Preparing to move always has a way of getting me to consider the nature of the physical portion of my life i.e., the stuff that I have in it. We pack everything up and it gets taken to the new location, where it either gets unpacked or perhaps simply left in its container until the next time we move, at which point we pry open the box, realize that it matches what is on the outside, and then seal it up to move on to the next place.
And as Charles Swindoll has noted, we seem to gain stuff as we move through life. We start with what will fit in a car, then seem to move up to a truck, then a small U-Haul, then a larger U-Haul, until finally we need a semi-to take our stuff.
This thought process has taken a poignant ring to it as, two nights ago, Fear Beag's grandparents home burned to the ground. It was totally destroyed. At least 6 decades of stuff - of memories and life - is now ashes.
It gave me pause yesterday as he let me know and I sorted through the fact. What would happen if our home burned tomorrow? Everything we spent years acquiring and carting back and forth, including halfway across the country, would simply be gone. Certainly we have homeowner's insurance and so would get our money, but that hardly replaces the real value - measured by comfort and sentiment - that such things have come to acquire.
The odd thing - odd to me at least - is that I like to pretend that I eschew the concept of being a person about stuff - yet here I am, swimming in it. There are passing moments that I consider simply becoming a nomad - the times that I have had very little with me, as when I first moved to New Home or even when I attended seminar this month - have been some of the most clear and thoughtful times of my life. Why? With little stuff the mind is free to spend its time on other things. As Randy Alcorn says, It's like a balloon: once releases from being tied down, it's free to soar.

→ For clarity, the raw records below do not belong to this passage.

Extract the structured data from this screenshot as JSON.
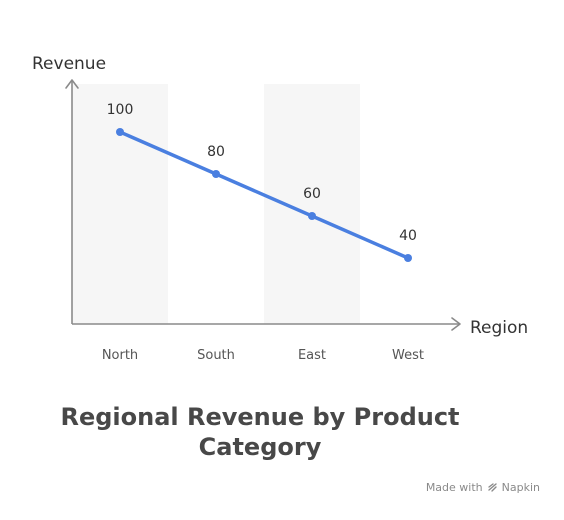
{
  "chart_data": {
    "type": "line",
    "title": "Regional Revenue by Product Category",
    "xlabel": "Region",
    "ylabel": "Revenue",
    "categories": [
      "North",
      "South",
      "East",
      "West"
    ],
    "series": [
      {
        "values": [
          100,
          80,
          60,
          40
        ],
        "color": "#4a7fe0"
      }
    ],
    "data_labels": [
      "100",
      "80",
      "60",
      "40"
    ],
    "ylim": [
      20,
      100
    ],
    "grid": false,
    "band_color": "#f6f6f6",
    "axis_color": "#8a8a8a"
  },
  "footer": {
    "made_with": "Made with",
    "brand": "Napkin",
    "brand_icon": "napkin-logo-icon"
  }
}
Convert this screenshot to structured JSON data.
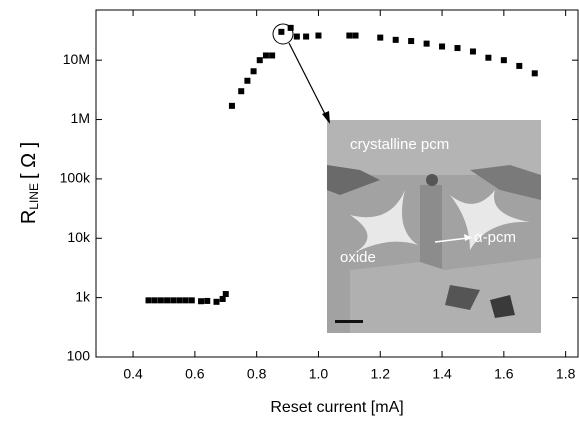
{
  "chart_data": {
    "type": "scatter",
    "xlabel": "Reset current [mA]",
    "ylabel": {
      "main": "R",
      "subscript": "LINE",
      "unit": "[ Ω ]"
    },
    "x": [
      0.45,
      0.47,
      0.49,
      0.51,
      0.53,
      0.55,
      0.57,
      0.59,
      0.62,
      0.64,
      0.67,
      0.69,
      0.7,
      0.72,
      0.75,
      0.77,
      0.79,
      0.81,
      0.83,
      0.85,
      0.88,
      0.91,
      0.93,
      0.96,
      1.0,
      1.1,
      1.12,
      1.2,
      1.25,
      1.3,
      1.35,
      1.4,
      1.45,
      1.5,
      1.55,
      1.6,
      1.65,
      1.7
    ],
    "values": [
      900,
      900,
      900,
      900,
      900,
      900,
      900,
      900,
      870,
      880,
      850,
      950,
      1150,
      1700000,
      3000000,
      4500000,
      6500000,
      10000000,
      12000000,
      12000000,
      30000000,
      35000000,
      25000000,
      25000000,
      26000000,
      26000000,
      26000000,
      24000000,
      22000000,
      21000000,
      19000000,
      17000000,
      16000000,
      14000000,
      11000000,
      10000000,
      8000000,
      6000000
    ],
    "color": "#000000",
    "log_y": true,
    "xlim": [
      0.28,
      1.84
    ],
    "ylim": [
      100,
      70000000
    ],
    "xticks": [
      0.4,
      0.6,
      0.8,
      {
        "value": 1,
        "label": "1.0"
      },
      1.2,
      1.4,
      1.6,
      1.8
    ],
    "yticks": [
      100,
      {
        "value": 1000,
        "label": "1k"
      },
      {
        "value": 10000,
        "label": "10k"
      },
      {
        "value": 100000,
        "label": "100k"
      },
      {
        "value": 1000000,
        "label": "1M"
      },
      {
        "value": 10000000,
        "label": "10M"
      }
    ],
    "annotations": [
      "crystalline pcm",
      "oxide",
      "α-pcm"
    ]
  }
}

Will I ever become the yurt-dwelling nomad of my occasional flights of fancy? I doubt it - I am too much of a book lover to ever really become a man of truly few possessions. But hopefully I can at least become more mindful both of what I think I need and the fact that this stuff is ultimately not going to be here forever. Yes, we should care for that which we have been given, but let us never confuse that care with the concept that it will be with us forever. Let us seek to define ourselves by the character of our lives and not the collection of our things.